"We're all socialists now, comrade," blared the star columnist of Britain's Telegraph newspaper yesterday, mocking the precipitous fall of major banking institutions into government tutelage. Perhaps this is the way capitalism was destined to synthesize its contradictions into socialism, rather than what happened in 1917.
Here in the United States, as in Iceland and elsewhere, de facto nationalizations became the prevailing response to the present economic emergency -- with more apparently to come. Karl Marx certainly believed socialism would be the outgrowth of developed forms of capitalism.
The Leninist state need never have occurred, save for two things: the obduracy of Russian monarchic despotism and its industrialized Western capitalist backers, on one hand; and the backwardness of the nations that adopted it, on the other.
Much more natural is the bloodless, so far seamless movement this autumn with Fannie, Freddie and several European banks: a simple takeover by the only social institution financially able -- knock on wood -- to do so, the government.
Was the historic slump in Wall Street trading last week the plutocrats' reaction? Do they still think, despite their egregious failures that, as one trader put it, "capitalism ought to be allowed to work things out"?
Does anyone? Does anyone really expect that the "free market" (which is free only some) can resolve the allocation of resources needed to fulfill all of society's basic needs?
Think of a few of the most urgent needs looming in the United States alone: the retirement and aging of the huge baby boom generation, the growing underclass without access to health care, and the deteriorating physical infrastructure. Consider, in global terms, the pervasive conflicts abroad fed in large part by gross economic inequality and unimaginable suffering.
Can anyone really pretend that the free market on Wall Street is no more than a select garden club for a very tiny few, entirely disconnected from the real needs that exist in the nation and abroad?

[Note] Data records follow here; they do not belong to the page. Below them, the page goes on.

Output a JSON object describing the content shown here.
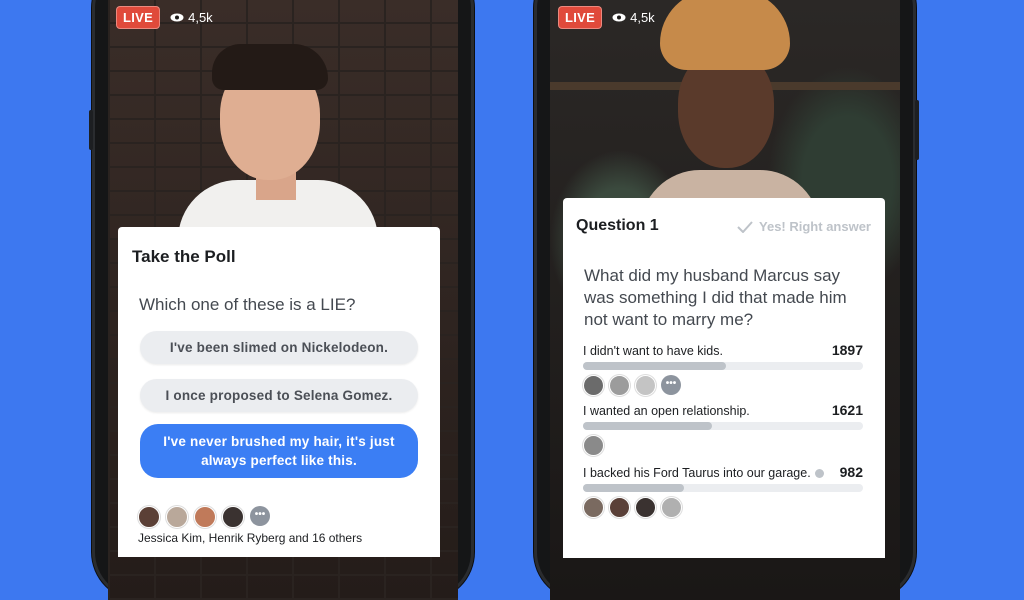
{
  "colors": {
    "background": "#3d78f0",
    "live": "#e04a3b",
    "selected_option": "#3b7ef4"
  },
  "left_stream": {
    "live_label": "LIVE",
    "viewers": "4,5k",
    "poll": {
      "title": "Take the Poll",
      "question": "Which one of these is a LIE?",
      "options": [
        {
          "label": "I've been slimed on Nickelodeon.",
          "selected": false
        },
        {
          "label": "I once proposed to Selena Gomez.",
          "selected": false
        },
        {
          "label": "I've never brushed my hair, it's just always perfect like this.",
          "selected": true
        }
      ],
      "voters_text": "Jessica Kim, Henrik Ryberg and 16 others",
      "more_icon": "ellipsis-icon"
    }
  },
  "right_stream": {
    "live_label": "LIVE",
    "viewers": "4,5k",
    "quiz": {
      "title": "Question 1",
      "status": "Yes! Right answer",
      "question": "What did my husband Marcus say was something I did that made him not want to marry me?",
      "answers": [
        {
          "label": "I didn't want to have kids.",
          "count": "1897",
          "progress": 0.51
        },
        {
          "label": "I wanted an open relationship.",
          "count": "1621",
          "progress": 0.46
        },
        {
          "label": "I backed his Ford Taurus into our garage.",
          "count": "982",
          "progress": 0.36
        }
      ]
    }
  }
}
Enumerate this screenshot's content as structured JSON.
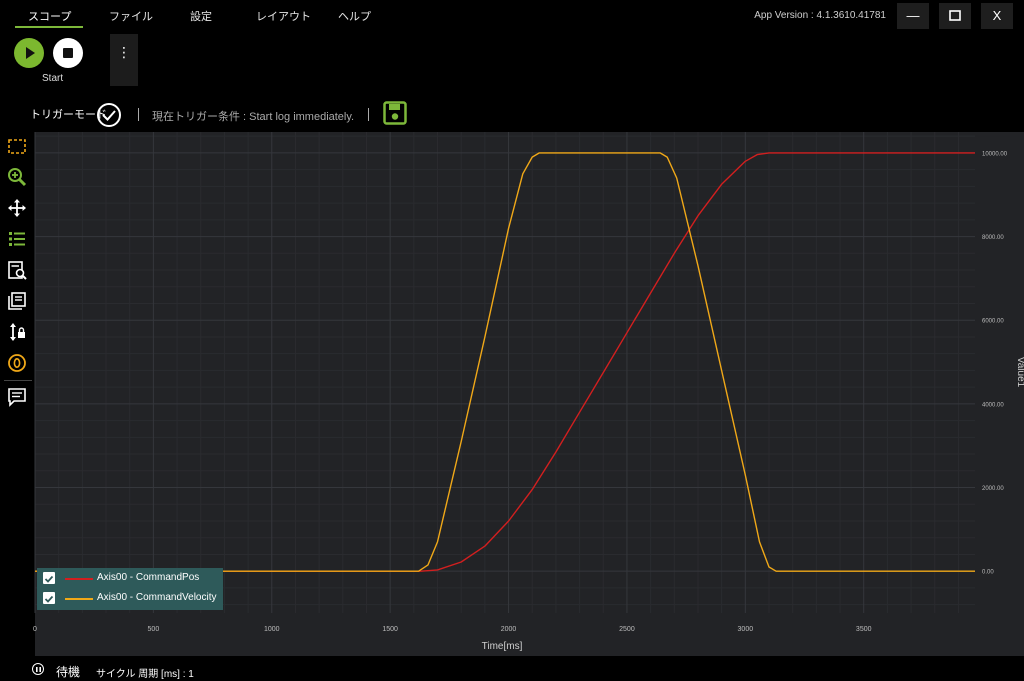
{
  "menu": {
    "tabs": [
      "スコープ",
      "ファイル",
      "設定",
      "レイアウト",
      "ヘルプ"
    ],
    "app_version": "App Version : 4.1.3610.41781",
    "minimize": "—",
    "close": "X"
  },
  "toolbar": {
    "start_label": "Start",
    "more": "⋮"
  },
  "trigger": {
    "mode_label": "トリガーモード",
    "condition": "現在トリガー条件 : Start log immediately."
  },
  "colors": {
    "accent": "#7db83a",
    "command_pos": "#d21f1f",
    "command_velocity": "#f0a818",
    "plot_bg": "#222326",
    "legend_bg": "#2e5a5a"
  },
  "sidebar_icons": [
    "select-area-icon",
    "zoom-in-icon",
    "pan-icon",
    "list-icon",
    "search-report-icon",
    "layers-icon",
    "axis-lock-icon",
    "zero-icon",
    "comment-icon"
  ],
  "chart_data": {
    "type": "line",
    "xlabel": "Time[ms]",
    "ylabel": "Value1",
    "xlim": [
      0,
      3970
    ],
    "ylim": [
      -1000,
      10500
    ],
    "x_ticks": [
      "0",
      "500",
      "1000",
      "1500",
      "2000",
      "2500",
      "3000",
      "3500"
    ],
    "y_ticks": [
      "0.00",
      "2000.00",
      "4000.00",
      "6000.00",
      "8000.00",
      "10000.00"
    ],
    "series": [
      {
        "name": "Axis00 - CommandPos",
        "color": "#d21f1f",
        "checked": true,
        "x": [
          0,
          1630,
          1700,
          1800,
          1900,
          2000,
          2100,
          2200,
          2300,
          2400,
          2500,
          2600,
          2700,
          2800,
          2900,
          3000,
          3050,
          3100,
          3150,
          3970
        ],
        "y": [
          0,
          0,
          30,
          220,
          600,
          1200,
          1950,
          2850,
          3800,
          4750,
          5700,
          6650,
          7600,
          8500,
          9250,
          9800,
          9960,
          10000,
          10000,
          10000
        ]
      },
      {
        "name": "Axis00 - CommandVelocity",
        "color": "#f0a818",
        "checked": true,
        "x": [
          0,
          1620,
          1660,
          1700,
          1800,
          1900,
          2000,
          2060,
          2100,
          2130,
          2640,
          2670,
          2710,
          2800,
          2900,
          3000,
          3060,
          3100,
          3130,
          3970
        ],
        "y": [
          0,
          0,
          150,
          700,
          3100,
          5600,
          8200,
          9500,
          9900,
          10000,
          10000,
          9900,
          9400,
          7300,
          4800,
          2300,
          700,
          100,
          0,
          0
        ]
      }
    ]
  },
  "status": {
    "state": "待機",
    "cycle": "サイクル 周期 [ms] : 1"
  }
}
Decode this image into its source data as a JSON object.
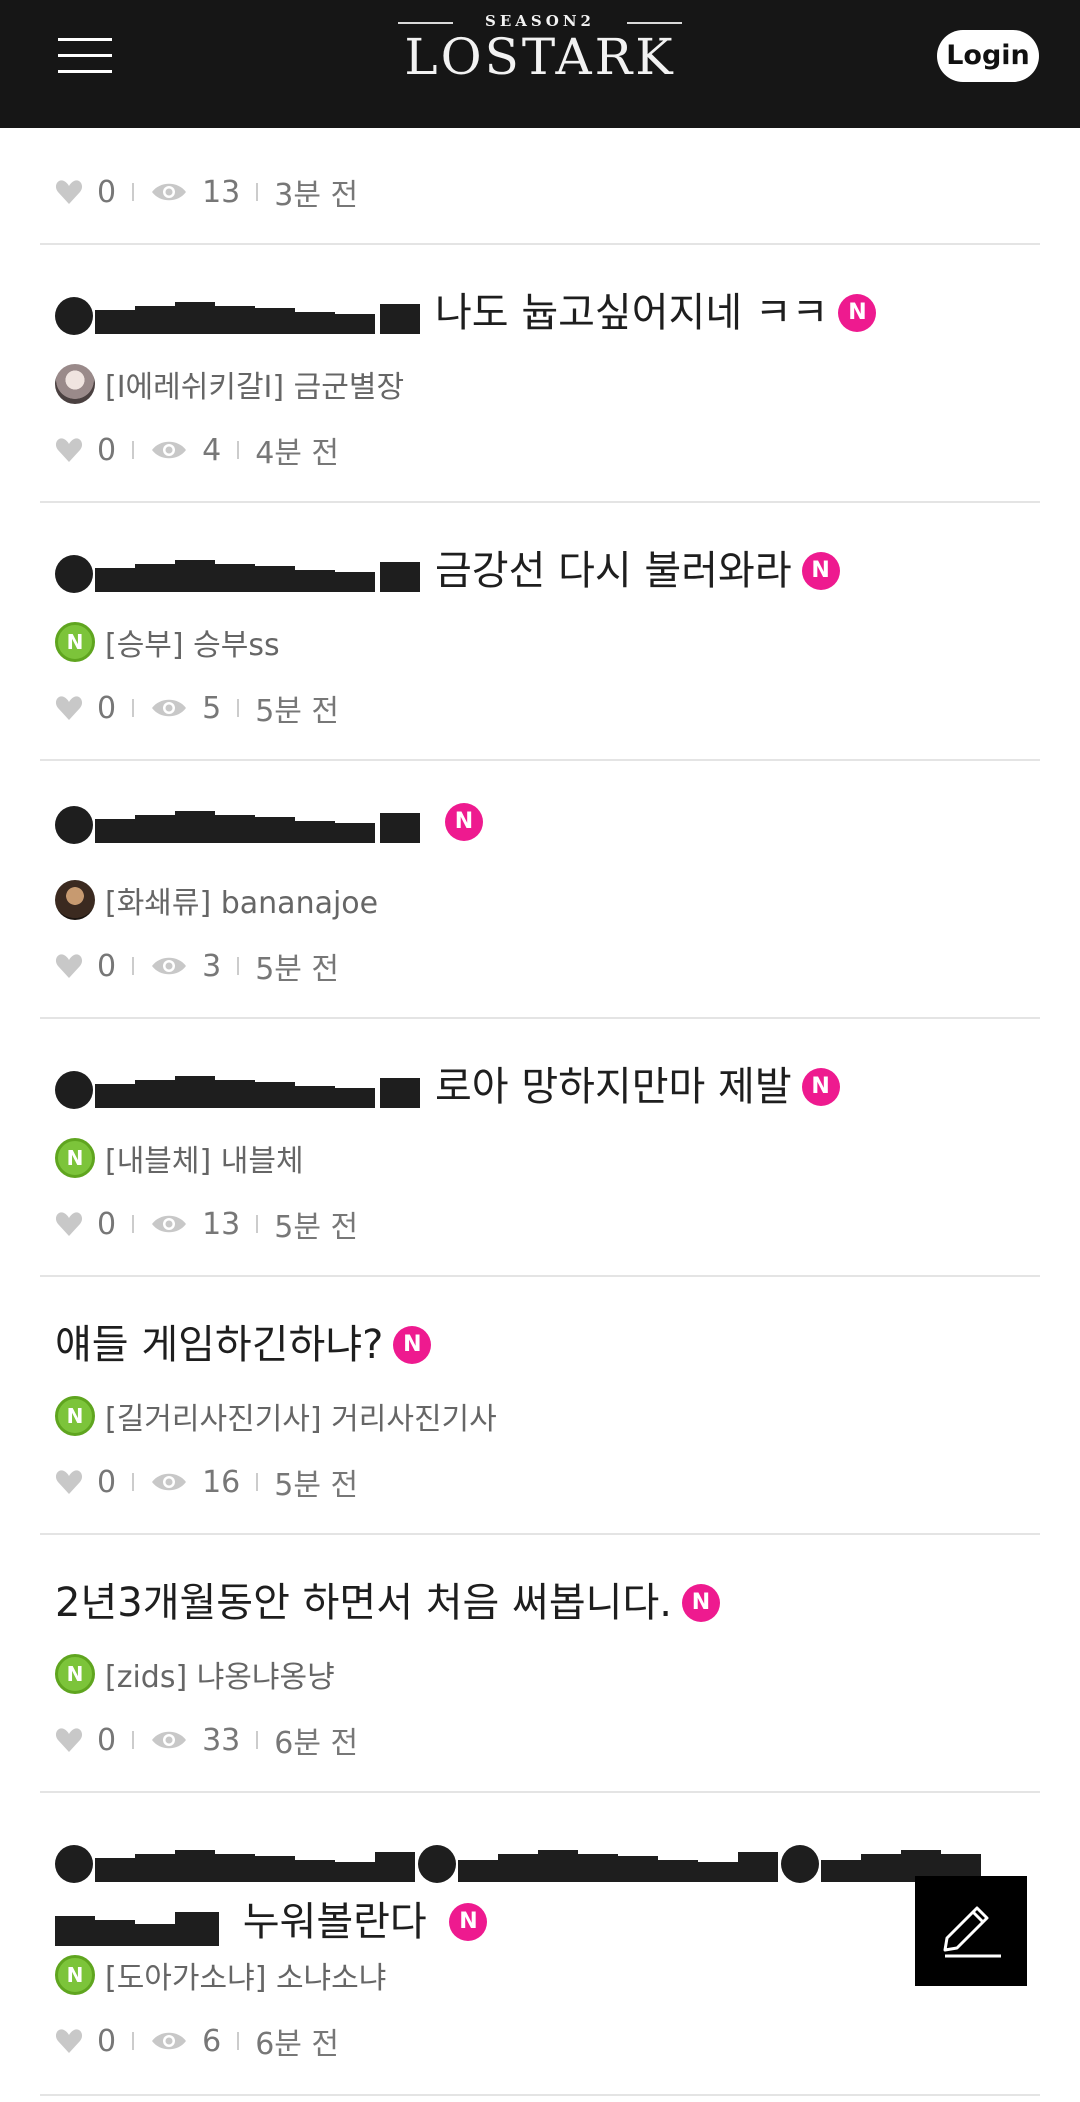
{
  "header": {
    "logo_season": "SEASON2",
    "logo_main": "LOSTARK",
    "login_label": "Login"
  },
  "badge_label": "N",
  "posts": [
    {
      "title_text": "",
      "author": "",
      "likes": "0",
      "views": "13",
      "time": "3분 전"
    },
    {
      "title_text": "나도 늅고싶어지네 ㅋㅋ",
      "author": "[I에레쉬키갈I] 금군별장",
      "likes": "0",
      "views": "4",
      "time": "4분 전"
    },
    {
      "title_text": "금강선 다시 불러와라",
      "author": "[승부] 승부ss",
      "likes": "0",
      "views": "5",
      "time": "5분 전"
    },
    {
      "title_text": "",
      "author": "[화쇄류] bananajoe",
      "likes": "0",
      "views": "3",
      "time": "5분 전"
    },
    {
      "title_text": "로아 망하지만마 제발",
      "author": "[내블체] 내블체",
      "likes": "0",
      "views": "13",
      "time": "5분 전"
    },
    {
      "title_text": "얘들 게임하긴하냐?",
      "author": "[길거리사진기사] 거리사진기사",
      "likes": "0",
      "views": "16",
      "time": "5분 전"
    },
    {
      "title_text": "2년3개월동안 하면서 처음 써봅니다.",
      "author": "[zids] 냐옹냐옹냥",
      "likes": "0",
      "views": "33",
      "time": "6분 전"
    },
    {
      "title_text": "누워볼란다",
      "author": "[도아가소냐] 소냐소냐",
      "likes": "0",
      "views": "6",
      "time": "6분 전"
    }
  ],
  "colors": {
    "header_bg": "#161616",
    "badge": "#ee1a8f",
    "avatar_green": "#7cc43a",
    "write_button_bg": "#000000"
  },
  "icons": [
    "menu-icon",
    "heart-icon",
    "eye-icon",
    "pencil-icon"
  ]
}
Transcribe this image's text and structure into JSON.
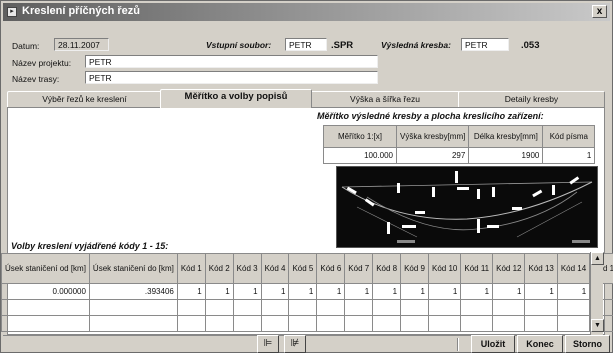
{
  "window": {
    "title": "Kreslení příčných řezů",
    "close_label": "x"
  },
  "header": {
    "datum_label": "Datum:",
    "datum_value": "28.11.2007",
    "vstupni_label": "Vstupní soubor:",
    "vstupni_value": "PETR",
    "vstupni_ext": ".SPR",
    "vysledna_label": "Výsledná kresba:",
    "vysledna_value": "PETR",
    "vysledna_ext": ".053",
    "projekt_label": "Název projektu:",
    "projekt_value": "PETR",
    "trasa_label": "Název trasy:",
    "trasa_value": "PETR"
  },
  "tabs": [
    {
      "label": "Výběr řezů ke kreslení"
    },
    {
      "label": "Měřítko a volby popisů"
    },
    {
      "label": "Výška a šířka řezu"
    },
    {
      "label": "Detaily kresby"
    }
  ],
  "scale_section": {
    "title": "Měřítko výsledné kresby a plocha kreslicího zařízení:",
    "headers": [
      "Měřítko 1:[x]",
      "Výška kresby[mm]",
      "Délka kresby[mm]",
      "Kód písma"
    ],
    "values": [
      "100.000",
      "297",
      "1900",
      "1"
    ]
  },
  "codes_section": {
    "title": "Volby kreslení vyjádřené kódy 1 - 15:",
    "headers": [
      "Úsek staničení od [km]",
      "Úsek staničení do [km]",
      "Kód 1",
      "Kód 2",
      "Kód 3",
      "Kód 4",
      "Kód 5",
      "Kód 6",
      "Kód 7",
      "Kód 8",
      "Kód 9",
      "Kód 10",
      "Kód 11",
      "Kód 12",
      "Kód 13",
      "Kód 14",
      "Kód 15"
    ],
    "row": [
      "0.000000",
      ".393406",
      "1",
      "1",
      "1",
      "1",
      "1",
      "1",
      "1",
      "1",
      "1",
      "1",
      "1",
      "1",
      "1",
      "1",
      "0"
    ]
  },
  "buttons": {
    "save": "Uložit",
    "end": "Konec",
    "cancel": "Storno"
  },
  "icons": [
    "insert-row-icon",
    "delete-row-icon",
    "scroll-up-icon",
    "scroll-down-icon"
  ]
}
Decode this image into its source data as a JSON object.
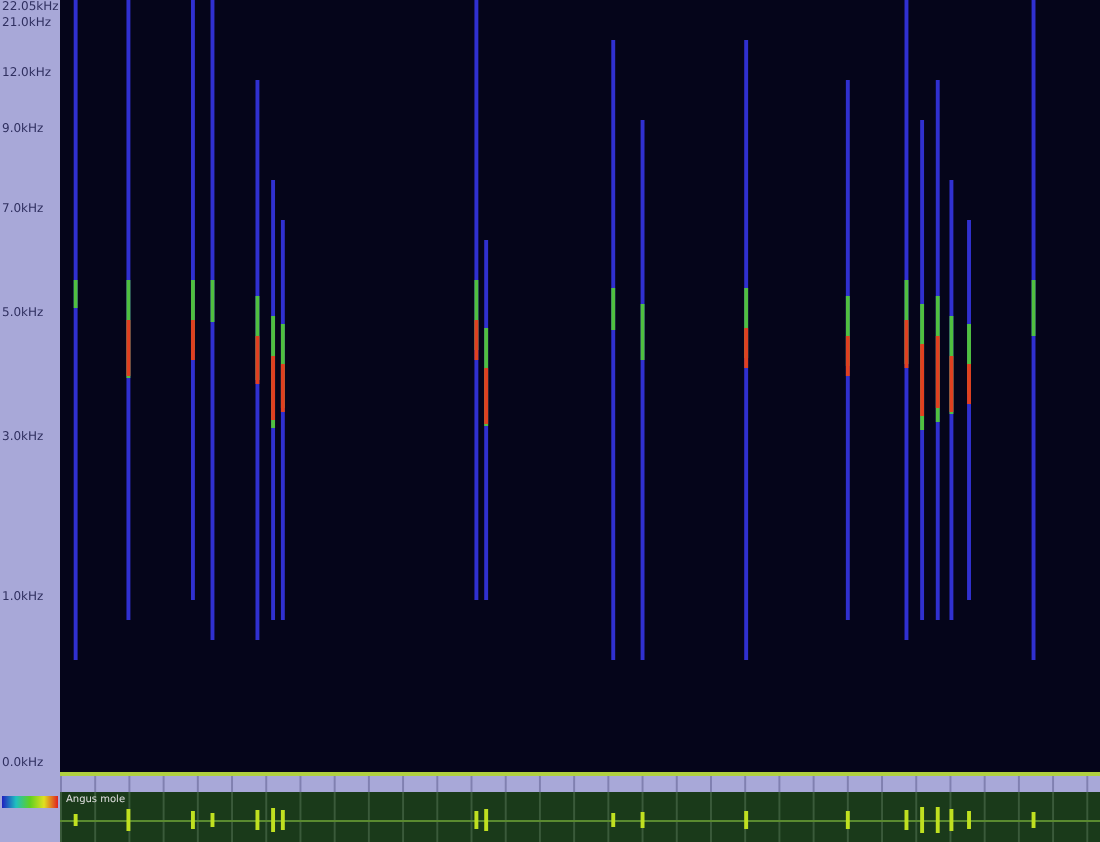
{
  "frequency_axis": {
    "labels": [
      "22.05kHz",
      "21.0kHz",
      "12.0kHz",
      "9.0kHz",
      "7.0kHz",
      "5.0kHz",
      "3.0kHz",
      "1.0kHz",
      "0.0kHz"
    ]
  },
  "track": {
    "name": "Angus mole"
  }
}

Isn't it time to begin thinking of democratizing the economy, of enshrining economic rights on a par with the civic rights already in the U.S. Constitution? Shouldn't it be that just as every citizen is entitled to political equality in the eyes of the law, that every human being is entitled to the basic material conditions that make for a dignified life?
Americans are accustomed to dreaming of being rich, without bothering to think much of those outside their immediate family. Isn't it time we dreamed of living in a society where no one is poor?
Couldn't the Human Dream become the hope of shared freedom from want?